Rich McCormick: That’s interesting. So in terms of clinical trials, so enrolling within the oncology space is, you know, it is challenging in all indications, really, but specific to [00:10:00] bladder and urothelial, what sort of advice would you give to oncologists to how to go about including, you know, clinical research in the discussions for the treatment of their patients?

Dr. Guru Sonpavde: I think clinical trials have to be considered a standard of care, and one of the things that maybe the message is not gotten out thoroughly is that we often define therapies as standard of care, and then we define research as a separate category. But I think that research and clinical trials need to be a component of standard of care, and perhaps even a preferred component, because that’s how we make advances. We also, in terms of the trials themselves, sometimes trials offer very promising treatments that have a reasonable chance of becoming a standard of care in the future.

But I think that the way to present it in my judgment is to present research and clinical trials as a standard of care, and not just the other option. Oh, we also have research, and that’s not the way to present it, I think. I think it should be presented as a standard of care.

Rich McCormick: That’s interesting. How much does the conversation change between a phase I type of first-in-human as an option, versus maybe a later-phase study where there’s more safety data? Like, how would you navigate that conversation with a patient?

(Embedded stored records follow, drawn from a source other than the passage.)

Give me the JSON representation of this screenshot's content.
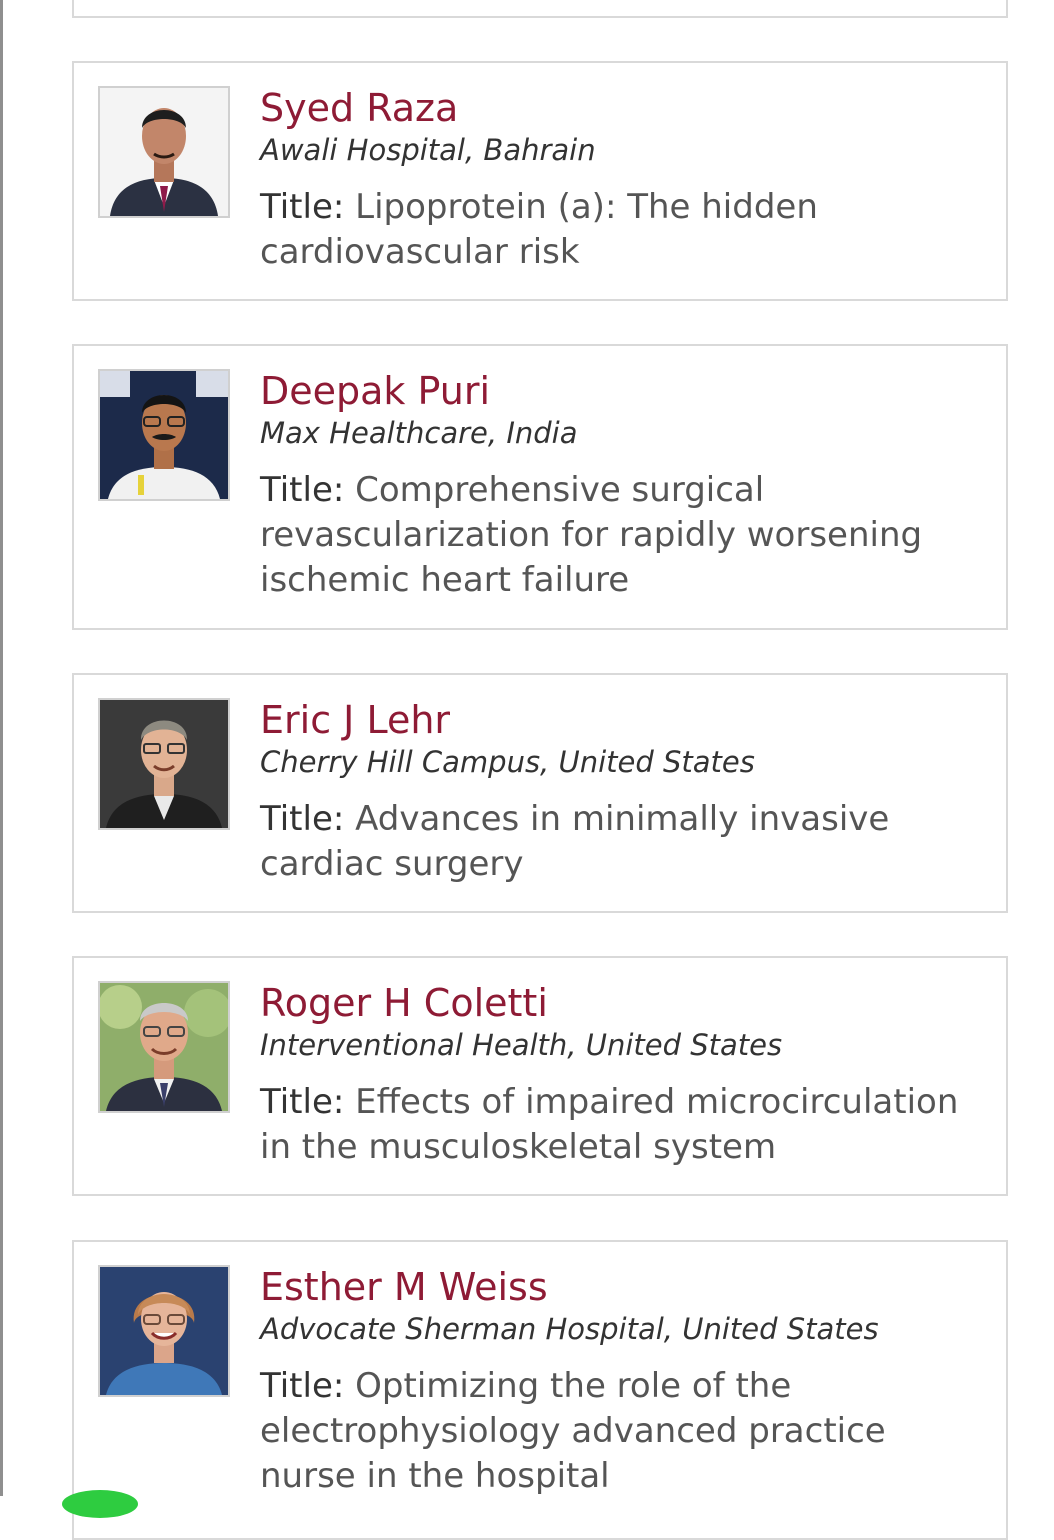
{
  "title_label": "Title:",
  "speakers": [
    {
      "name": "Syed Raza",
      "affiliation": "Awali Hospital, Bahrain",
      "talk_title": "Lipoprotein (a): The hidden cardiovascular risk"
    },
    {
      "name": "Deepak Puri",
      "affiliation": "Max Healthcare, India",
      "talk_title": "Comprehensive surgical revascularization for rapidly worsening ischemic heart failure"
    },
    {
      "name": "Eric J Lehr",
      "affiliation": "Cherry Hill Campus, United States",
      "talk_title": "Advances in minimally invasive cardiac surgery"
    },
    {
      "name": "Roger H Coletti",
      "affiliation": "Interventional Health, United States",
      "talk_title": "Effects of impaired microcirculation in the musculoskeletal system"
    },
    {
      "name": "Esther M Weiss",
      "affiliation": "Advocate Sherman Hospital, United States",
      "talk_title": "Optimizing the role of the electrophysiology advanced practice nurse in the hospital"
    }
  ],
  "colors": {
    "name": "#8e1b35",
    "border": "#d9d9d9",
    "body_text": "#555555"
  }
}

Dr. Guru Sonpavde: That’s a good question. I think that both trials are of interest, and, you know, when patients come to major academic centers, a tertiary academic center, they are really looking for, promising new options. These patients tend to be those who have tried standard options out in the community, and they’re coming to the major center, an academic center, looking for new options. So, in my judgment, the major center’s, role is mostly to offer new, promising drugs in phase I and phase II trials. Phase III trials definitely have a role, a big role to get, drugs out into the clinic, and show that the newer treatments are better than the older treatments.

But I feel that those need to be done mostly in the community, in a real-world setting, where you can show that these new agents, or combinations, or regimens are improving outcomes compared to the older standards of care. So I think that this is a situation where you wanna have a bigger component of the community setting, the real-world setting, as opposed to just being done in academic centers.

So I think that both of these play a role. It just, I would, I would say that the emphasis in a tertiary center needs to be the phase one, phase two trials.

Rich McCormick: Interesting. Thank you for that. So Dr. Sonpavde, that takes us through all the questions that we had prepared for today. So we would really just like to thank you for your time. Taking time out of your busy schedule to meet with us today, and it was very insightful. And, and we appreciate that, and have a great day.

Dr. Guru Sonpavde: Thank you. Thank you, Richard.